Quand je regarde l'écran, l'écran me regarde.
Remarqué à la Quinzaine des Réalisateurs, glanant des prix partout où il était projeté (de Cannes à Deauville) les Magnétiques a décroché assez logiquement le César 2022 du Meilleur Premier Film. Il y a effectivement de quoi s’enthousiasmer devant la passion qui sous-tend le métrage, la maîtrise artistique et technique de l’équipe du film ainsi qu’une interprétation plutôt convaincante.
Centré sur l’année 1981, qui pour la société française marqua un tournant majeur, le scénario écrit à plusieurs mains se structure sur la dualité et l’opposition : l’ancien monde cède la place à un nouveau, générant appréhension et espoir ; ses personnages se trouvent ainsi sur cette ligne de démarcation entre ombre et lumière, passé et futur, conservatisme et progressisme, frilosité et ambition. Jérôme et Philippe, tous deux fils de garagiste, se plongent dans la musique salvatrice (malgré les accents laconiques et mortifères de Joy Division) et animent une radio pirate : si Jérôme, flamboyant et outrancier, en est l’âme vocale, c’est Philippe, son discret petit-frère, qui assure la partie technique, mixant pistes et jingles, montant des boucles à la volée et enregistrant tout ce qui lui tombe sous la main pour se constituer une banque de sons avec laquelle il jongle lors de ses moments perdus. Philippe, le narrateur, surdoué des cassettes et des potentiomètres, dont la voix posée empreinte de nostalgie (l'excellent Timothée Robart a une tonalité assez proche d’un Étienne Daho par exemple), va scander chaque moment fort de cette période de transition, interpellant dans le vide son frère pour lui rappeler les souvenirs de cette époque dont il se remémore les instants perdus, intenses et magiques, celle d’une jeunesse hébétée, angoissée par des lendemains qui déchantent mais s’accrochant aux maigres espoirs d’une élection présidentielle capitale.

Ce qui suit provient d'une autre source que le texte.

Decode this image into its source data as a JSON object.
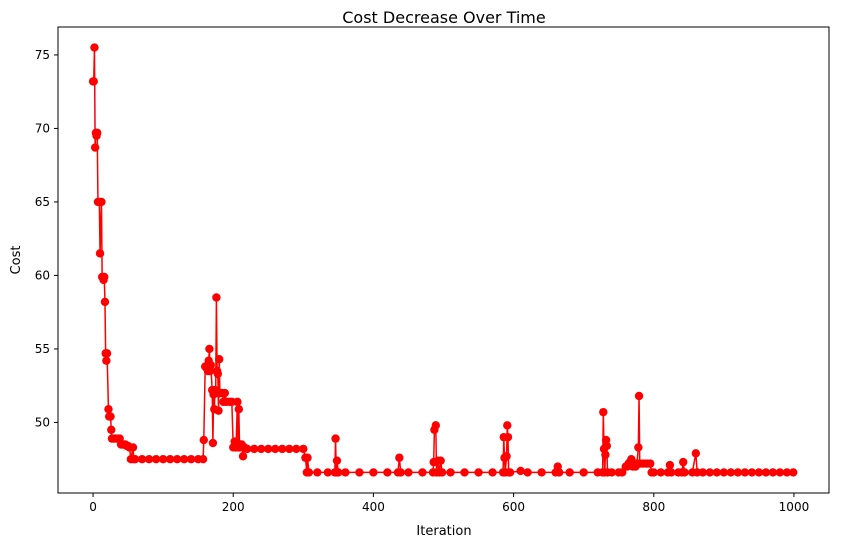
{
  "chart_data": {
    "type": "line",
    "title": "Cost Decrease Over Time",
    "xlabel": "Iteration",
    "ylabel": "Cost",
    "xlim": [
      -50,
      1050
    ],
    "ylim": [
      45.2,
      76.9
    ],
    "x_ticks": [
      0,
      200,
      400,
      600,
      800,
      1000
    ],
    "y_ticks": [
      50,
      55,
      60,
      65,
      70,
      75
    ],
    "grid": false,
    "legend": "none",
    "color": "#ff0000",
    "marker": "circle",
    "series": [
      {
        "points": [
          [
            0,
            73.2
          ],
          [
            1,
            73.2
          ],
          [
            2,
            75.5
          ],
          [
            3,
            68.7
          ],
          [
            4,
            69.7
          ],
          [
            5,
            69.5
          ],
          [
            6,
            69.7
          ],
          [
            7,
            65.0
          ],
          [
            9,
            65.0
          ],
          [
            10,
            61.5
          ],
          [
            12,
            65.0
          ],
          [
            13,
            59.9
          ],
          [
            15,
            59.7
          ],
          [
            16,
            59.9
          ],
          [
            17,
            58.2
          ],
          [
            18,
            54.7
          ],
          [
            19,
            54.2
          ],
          [
            20,
            54.7
          ],
          [
            22,
            50.9
          ],
          [
            23,
            50.4
          ],
          [
            25,
            50.4
          ],
          [
            26,
            49.5
          ],
          [
            27,
            48.9
          ],
          [
            30,
            48.9
          ],
          [
            33,
            48.9
          ],
          [
            36,
            48.9
          ],
          [
            38,
            48.9
          ],
          [
            40,
            48.5
          ],
          [
            43,
            48.5
          ],
          [
            46,
            48.5
          ],
          [
            48,
            48.4
          ],
          [
            50,
            48.4
          ],
          [
            52,
            48.3
          ],
          [
            54,
            47.5
          ],
          [
            57,
            48.3
          ],
          [
            58,
            47.5
          ],
          [
            60,
            47.5
          ],
          [
            70,
            47.5
          ],
          [
            80,
            47.5
          ],
          [
            90,
            47.5
          ],
          [
            100,
            47.5
          ],
          [
            110,
            47.5
          ],
          [
            120,
            47.5
          ],
          [
            130,
            47.5
          ],
          [
            140,
            47.5
          ],
          [
            150,
            47.5
          ],
          [
            157,
            47.5
          ],
          [
            158,
            48.8
          ],
          [
            160,
            53.8
          ],
          [
            162,
            53.7
          ],
          [
            164,
            53.5
          ],
          [
            165,
            54.2
          ],
          [
            166,
            55.0
          ],
          [
            167,
            53.5
          ],
          [
            168,
            53.9
          ],
          [
            170,
            52.2
          ],
          [
            171,
            48.6
          ],
          [
            172,
            51.9
          ],
          [
            173,
            50.9
          ],
          [
            174,
            52.2
          ],
          [
            175,
            52.0
          ],
          [
            176,
            58.5
          ],
          [
            177,
            53.5
          ],
          [
            178,
            53.3
          ],
          [
            179,
            50.8
          ],
          [
            180,
            54.3
          ],
          [
            181,
            52.0
          ],
          [
            183,
            52.0
          ],
          [
            185,
            52.0
          ],
          [
            186,
            51.4
          ],
          [
            188,
            52.0
          ],
          [
            190,
            51.4
          ],
          [
            195,
            51.4
          ],
          [
            198,
            51.4
          ],
          [
            200,
            48.3
          ],
          [
            202,
            48.7
          ],
          [
            204,
            48.3
          ],
          [
            206,
            51.4
          ],
          [
            207,
            48.3
          ],
          [
            208,
            50.9
          ],
          [
            209,
            48.3
          ],
          [
            210,
            48.5
          ],
          [
            212,
            48.5
          ],
          [
            214,
            47.7
          ],
          [
            216,
            48.3
          ],
          [
            220,
            48.2
          ],
          [
            230,
            48.2
          ],
          [
            240,
            48.2
          ],
          [
            250,
            48.2
          ],
          [
            260,
            48.2
          ],
          [
            270,
            48.2
          ],
          [
            280,
            48.2
          ],
          [
            290,
            48.2
          ],
          [
            300,
            48.2
          ],
          [
            303,
            47.6
          ],
          [
            305,
            46.6
          ],
          [
            306,
            47.6
          ],
          [
            308,
            46.6
          ],
          [
            320,
            46.6
          ],
          [
            335,
            46.6
          ],
          [
            345,
            46.6
          ],
          [
            346,
            48.9
          ],
          [
            347,
            46.6
          ],
          [
            348,
            47.4
          ],
          [
            350,
            46.6
          ],
          [
            360,
            46.6
          ],
          [
            380,
            46.6
          ],
          [
            400,
            46.6
          ],
          [
            420,
            46.6
          ],
          [
            435,
            46.6
          ],
          [
            437,
            47.6
          ],
          [
            439,
            46.6
          ],
          [
            450,
            46.6
          ],
          [
            470,
            46.6
          ],
          [
            485,
            46.6
          ],
          [
            486,
            47.3
          ],
          [
            487,
            49.5
          ],
          [
            489,
            49.8
          ],
          [
            490,
            46.6
          ],
          [
            492,
            47.4
          ],
          [
            494,
            46.6
          ],
          [
            496,
            47.4
          ],
          [
            498,
            46.6
          ],
          [
            510,
            46.6
          ],
          [
            530,
            46.6
          ],
          [
            550,
            46.6
          ],
          [
            570,
            46.6
          ],
          [
            585,
            46.6
          ],
          [
            586,
            49.0
          ],
          [
            587,
            47.6
          ],
          [
            588,
            46.6
          ],
          [
            590,
            47.7
          ],
          [
            591,
            49.8
          ],
          [
            592,
            49.0
          ],
          [
            593,
            46.6
          ],
          [
            595,
            46.6
          ],
          [
            610,
            46.7
          ],
          [
            620,
            46.6
          ],
          [
            640,
            46.6
          ],
          [
            660,
            46.6
          ],
          [
            663,
            47.0
          ],
          [
            665,
            46.6
          ],
          [
            680,
            46.6
          ],
          [
            700,
            46.6
          ],
          [
            720,
            46.6
          ],
          [
            727,
            46.6
          ],
          [
            728,
            50.7
          ],
          [
            729,
            48.2
          ],
          [
            730,
            46.6
          ],
          [
            731,
            47.8
          ],
          [
            732,
            48.8
          ],
          [
            733,
            48.4
          ],
          [
            734,
            46.6
          ],
          [
            740,
            46.6
          ],
          [
            750,
            46.6
          ],
          [
            755,
            46.6
          ],
          [
            760,
            47.0
          ],
          [
            762,
            47.0
          ],
          [
            764,
            47.2
          ],
          [
            766,
            47.3
          ],
          [
            768,
            47.5
          ],
          [
            770,
            47.0
          ],
          [
            772,
            47.2
          ],
          [
            774,
            47.0
          ],
          [
            776,
            47.2
          ],
          [
            778,
            48.3
          ],
          [
            779,
            51.8
          ],
          [
            780,
            47.2
          ],
          [
            785,
            47.2
          ],
          [
            790,
            47.2
          ],
          [
            795,
            47.2
          ],
          [
            797,
            46.6
          ],
          [
            800,
            46.6
          ],
          [
            810,
            46.6
          ],
          [
            820,
            46.6
          ],
          [
            823,
            47.1
          ],
          [
            825,
            46.6
          ],
          [
            835,
            46.6
          ],
          [
            840,
            46.6
          ],
          [
            842,
            47.3
          ],
          [
            844,
            46.6
          ],
          [
            855,
            46.6
          ],
          [
            860,
            47.9
          ],
          [
            862,
            46.6
          ],
          [
            870,
            46.6
          ],
          [
            880,
            46.6
          ],
          [
            890,
            46.6
          ],
          [
            900,
            46.6
          ],
          [
            910,
            46.6
          ],
          [
            920,
            46.6
          ],
          [
            930,
            46.6
          ],
          [
            940,
            46.6
          ],
          [
            950,
            46.6
          ],
          [
            960,
            46.6
          ],
          [
            970,
            46.6
          ],
          [
            980,
            46.6
          ],
          [
            990,
            46.6
          ],
          [
            999,
            46.6
          ]
        ]
      }
    ]
  }
}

Dans leur groupe, entre soirées bien arrosées et délires radiophoniques, Philippe est un pilier discret, celui sur qui on peut toujours compter : il suit Jérôme et ses potes, participe de loin à leurs frivolités mais sera toujours à l’heure pour seconder son père dépassé par la comptabilité. On le devine bon élève, en plus. Tout le monde aime Philippe, mais c’est Jérôme qui fascine, attire les regards et les remarques par son ton provocateur, ses attitudes iconoclastes, son nihilisme punk. Jérôme qui sait pouvoir compter sur son petit frère pour le ramener ivre-mort à des heures indues, et pour trouver une pauvre excuse à servir à leur père de moins en moins patient. Il brûle sa vie comme si demain ne comptait plus, se lançant à corps perdu dans une course contre le no future perdue d’avance. S’il focalise l’attention de tous, il détourne aussi l’attention de Philippe : dans son ombre, le jeune homme nourrit une angoisse et une passion secrète, qu’il tente de noyer dans la musique qu’il génère au grenier. L’angoisse du service militaire, qui l’éloignera pendant un an de ses centres d’intérêt, ses amis et la fille qu’il aime sans l’avouer – car Marianne est la petite amie de Jérôme, et il se contente de la regarder de loin, de profiter de rares occasions pour la côtoyer sans jamais lui avouer ses élans. Il sait qu’il ne parviendra pas à se faire réformer : trop sérieux, trop honnête. Il tentera alors le tout pour le tout avant de partir pour Berlin où une opportunité en or s’offre à lui : un autre appelé lui propose un poste au service radiophonique du détachement britannique. L’occasion de faire ses preuves, avec du matériel de qualité. Et de déclarer sa flamme à Marianne…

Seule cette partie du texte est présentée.